Design: Cost effectiveness analysis incorporating
within trial analysis and estimation of impact on life expectancy through use of the within trial hazards of reaching a defined clinical
end point. Use of resources driven by trial protocol and use of
resources in standard clinical practice were both considered.
Setting: 20 hospital based clinics in England,
Scotland, and Northern Ireland.
Subjects: 1148 hypertensive patients with type 2 diabetes from UK prospective diabetes study randomised to tight control of blood pressure (n=758) or less tight control (n=390).
Main outcome measure: Cost effectiveness ratios based
on (a) use of healthcare resources associated with tight
control and less tight control and treatment of complications and
(b) within trial time free from diabetes related end
points, and life years gained.
Results: Based on use of resources driven by
trial protocol, the incremental cost effectiveness of tight control
compared with less tight control was cost saving.
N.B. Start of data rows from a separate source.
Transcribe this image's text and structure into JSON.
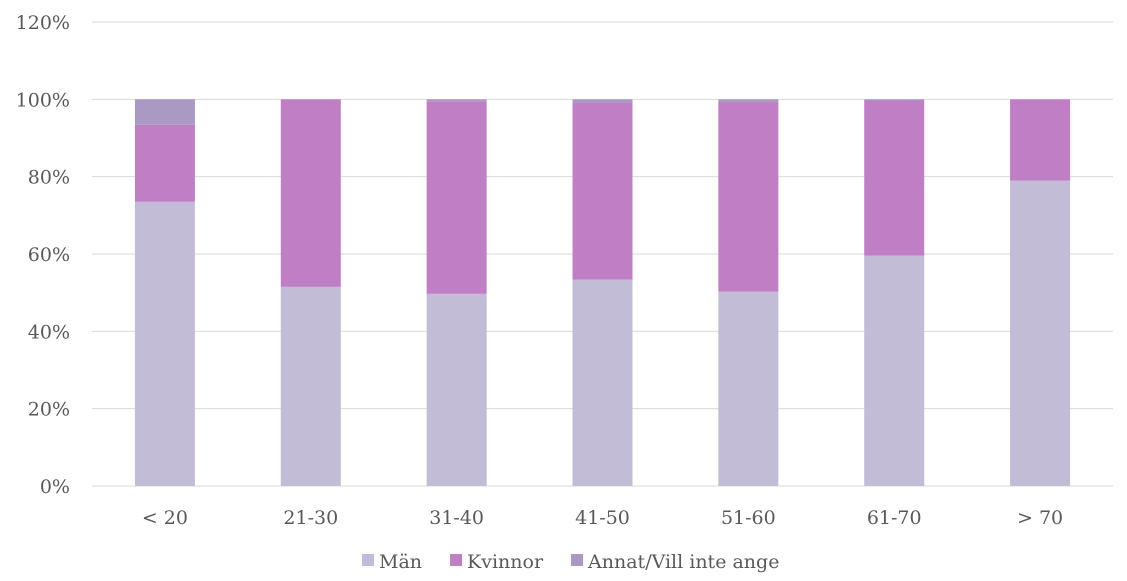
{
  "chart_data": {
    "type": "bar",
    "stacked": true,
    "categories": [
      "< 20",
      "21-30",
      "31-40",
      "41-50",
      "51-60",
      "61-70",
      "> 70"
    ],
    "series": [
      {
        "name": "Män",
        "color": "#c3bcd6",
        "values": [
          73.5,
          51.5,
          49.7,
          53.4,
          50.3,
          59.6,
          79.0
        ]
      },
      {
        "name": "Kvinnor",
        "color": "#c07fc5",
        "values": [
          19.9,
          48.5,
          49.8,
          45.8,
          49.0,
          40.1,
          21.0
        ]
      },
      {
        "name": "Annat/Vill inte ange",
        "color": "#a999c3",
        "values": [
          6.6,
          0.0,
          0.5,
          0.8,
          0.7,
          0.3,
          0.0
        ]
      }
    ],
    "ylim": [
      0,
      120
    ],
    "yticks": [
      0,
      20,
      40,
      60,
      80,
      100,
      120
    ],
    "ytick_labels": [
      "0%",
      "20%",
      "40%",
      "60%",
      "80%",
      "100%",
      "120%"
    ],
    "grid": true,
    "legend_position": "bottom",
    "title": "",
    "xlabel": "",
    "ylabel": ""
  }
}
Based on use of
resources in standard clinical practice, incremental cost per extra
year free from end points amounted to £1049 (costs and effects
discounted at 6% per year) and £434 (costs discounted at 6% per year
and effects not discounted). The incremental cost per life year gained was £720 (costs and effects discounted at 6% per year) and £291 (costs discounted at 6% per year and effects not discounted).
Conclusions: Tight control of blood pressure in
hypertensive patients with type 2 diabetes substantially reduced the cost of complications, increased the interval without complications and
survival, and had a cost effectiveness ratio that compares favourably
with many accepted healthcare programmes.